Maar je kunt ook denken aan anderen, die jou uit liefde klein houden. Want dan hebben ze je in de buurt en kunnen ze voor je zorgen. Loslaten brengt angst met zich mee.
Ook onder jullie zullen mensen zijn die hebben ervaren dat kiezen voor je eigen weg soms een vriendschap op het spel kan zetten. Omdat het fundament verdwijnt, de gedeelde grond waarop je samen stond.

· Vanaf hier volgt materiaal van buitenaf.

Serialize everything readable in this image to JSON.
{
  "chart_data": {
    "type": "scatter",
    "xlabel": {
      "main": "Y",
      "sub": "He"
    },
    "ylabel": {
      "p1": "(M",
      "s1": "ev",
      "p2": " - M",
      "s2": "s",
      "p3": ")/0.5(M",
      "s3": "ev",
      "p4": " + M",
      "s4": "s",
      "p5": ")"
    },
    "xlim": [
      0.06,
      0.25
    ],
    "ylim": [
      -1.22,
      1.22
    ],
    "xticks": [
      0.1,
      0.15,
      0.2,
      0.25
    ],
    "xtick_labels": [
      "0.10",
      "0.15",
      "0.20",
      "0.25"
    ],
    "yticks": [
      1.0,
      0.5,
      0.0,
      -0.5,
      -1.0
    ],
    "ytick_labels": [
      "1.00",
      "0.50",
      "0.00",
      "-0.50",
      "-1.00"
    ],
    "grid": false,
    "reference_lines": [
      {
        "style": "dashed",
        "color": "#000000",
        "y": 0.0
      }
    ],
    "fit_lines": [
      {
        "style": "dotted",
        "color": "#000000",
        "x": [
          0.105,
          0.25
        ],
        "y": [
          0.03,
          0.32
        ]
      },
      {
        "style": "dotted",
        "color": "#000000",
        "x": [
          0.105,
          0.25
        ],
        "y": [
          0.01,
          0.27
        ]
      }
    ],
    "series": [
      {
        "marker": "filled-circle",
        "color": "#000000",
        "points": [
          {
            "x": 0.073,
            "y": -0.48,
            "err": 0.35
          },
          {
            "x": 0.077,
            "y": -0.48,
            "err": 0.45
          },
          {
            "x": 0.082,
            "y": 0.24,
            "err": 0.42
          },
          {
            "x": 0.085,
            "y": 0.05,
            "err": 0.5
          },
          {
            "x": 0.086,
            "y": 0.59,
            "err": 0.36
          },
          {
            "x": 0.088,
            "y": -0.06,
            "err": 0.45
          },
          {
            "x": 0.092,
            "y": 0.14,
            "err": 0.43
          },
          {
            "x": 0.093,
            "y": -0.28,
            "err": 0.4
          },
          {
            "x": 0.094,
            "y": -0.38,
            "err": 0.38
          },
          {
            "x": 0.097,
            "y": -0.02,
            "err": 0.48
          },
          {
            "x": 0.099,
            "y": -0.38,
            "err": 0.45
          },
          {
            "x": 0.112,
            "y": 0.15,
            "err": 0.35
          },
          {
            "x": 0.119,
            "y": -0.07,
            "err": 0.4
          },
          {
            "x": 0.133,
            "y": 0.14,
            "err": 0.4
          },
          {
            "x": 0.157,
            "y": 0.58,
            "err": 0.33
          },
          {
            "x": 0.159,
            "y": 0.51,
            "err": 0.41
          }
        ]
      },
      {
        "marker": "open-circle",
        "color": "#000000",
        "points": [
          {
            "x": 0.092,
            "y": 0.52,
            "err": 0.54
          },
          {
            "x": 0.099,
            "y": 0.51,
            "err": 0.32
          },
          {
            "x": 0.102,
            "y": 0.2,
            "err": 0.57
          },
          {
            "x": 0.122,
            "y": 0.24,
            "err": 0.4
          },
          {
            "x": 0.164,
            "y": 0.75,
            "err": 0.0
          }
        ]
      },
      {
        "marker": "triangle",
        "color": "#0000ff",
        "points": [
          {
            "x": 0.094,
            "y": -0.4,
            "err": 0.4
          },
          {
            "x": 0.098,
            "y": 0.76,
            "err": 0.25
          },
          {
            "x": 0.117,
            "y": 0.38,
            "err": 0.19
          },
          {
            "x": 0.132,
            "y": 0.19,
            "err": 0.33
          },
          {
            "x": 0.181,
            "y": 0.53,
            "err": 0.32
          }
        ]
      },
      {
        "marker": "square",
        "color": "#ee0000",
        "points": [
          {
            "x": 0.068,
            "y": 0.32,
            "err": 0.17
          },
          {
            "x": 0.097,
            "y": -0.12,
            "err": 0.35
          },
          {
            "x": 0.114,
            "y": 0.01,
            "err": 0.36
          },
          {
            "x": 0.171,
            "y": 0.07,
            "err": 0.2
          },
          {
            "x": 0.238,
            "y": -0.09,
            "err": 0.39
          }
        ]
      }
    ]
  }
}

Daar wordt wel eens heel kattig over gedaan. Heel teleurgesteld. In tijden van verandering leer je je echte vrienden kennen, zeggen ze wel. Maar ik denk dat het anders is, namelijk dat mensen veranderen en dat jij verandert, deels een ander kan worden, en dat het dan soms gewoon niet meer aansluit.
Een keer trek je de conclusie, vriendschap is een illusie, zong Het Goede Doel. Maar daar zit dus een beeld van vriendschap achter als iets dat onveranderlijk is. Terwijl vriendschap soms zo verweven is met de omstandigheden waarin je vrienden bent geworden, en met de activiteiten die je als vrienden hebt gedeeld, dat verandering bij de een of bij de ander voor een proces van loslaten, een losweken, een onthechten van de vriendschap zorgt. Ont-wikkeling.
J.H. Leopold dichtte al in 1925:
Men zoekt zich en men raakt elkander kwijt,
men volgt met vreugde en ontvlucht in spijt,
men twist en ruziet en is ontevreden
en weer verzoend en alles zonder reden.
Petrus ontvlucht zijn vriend niet hè. En Jezus raakt hem niet kwijt. Ondanks de felle woorden waarmee Jezus hem toespreekt, neemt die Petrus en twee anderen in het volgende hoofdstuk mee om als enige van de discipelen getuige te zijn van zijn verheerlijking op de berg. En na Petrus’ verloochening ‘ik ken die man niet’ zegt de engel bij het open graf ‘ga zijn discipelen én Petrus vertellen dat hij jullie voorgaat naar Galilea.’ Petrus blijft zijn plekje houden.
Wij kunnen elkaar dus afhouden van de juiste weg. Wat die juiste weg is, daarover lezen we op andere plekken in de Bijbel. Bij Jezus is het in ieder geval een weg waaraan anderen aanstoot kunnen nemen. Dan kun je dus ‘laat me los’ zeggen. Maar ook ‘ga achter mij’. Volg me maar even, als je mijn keuzes niet kunt volgen. Laat me niet los, vriend.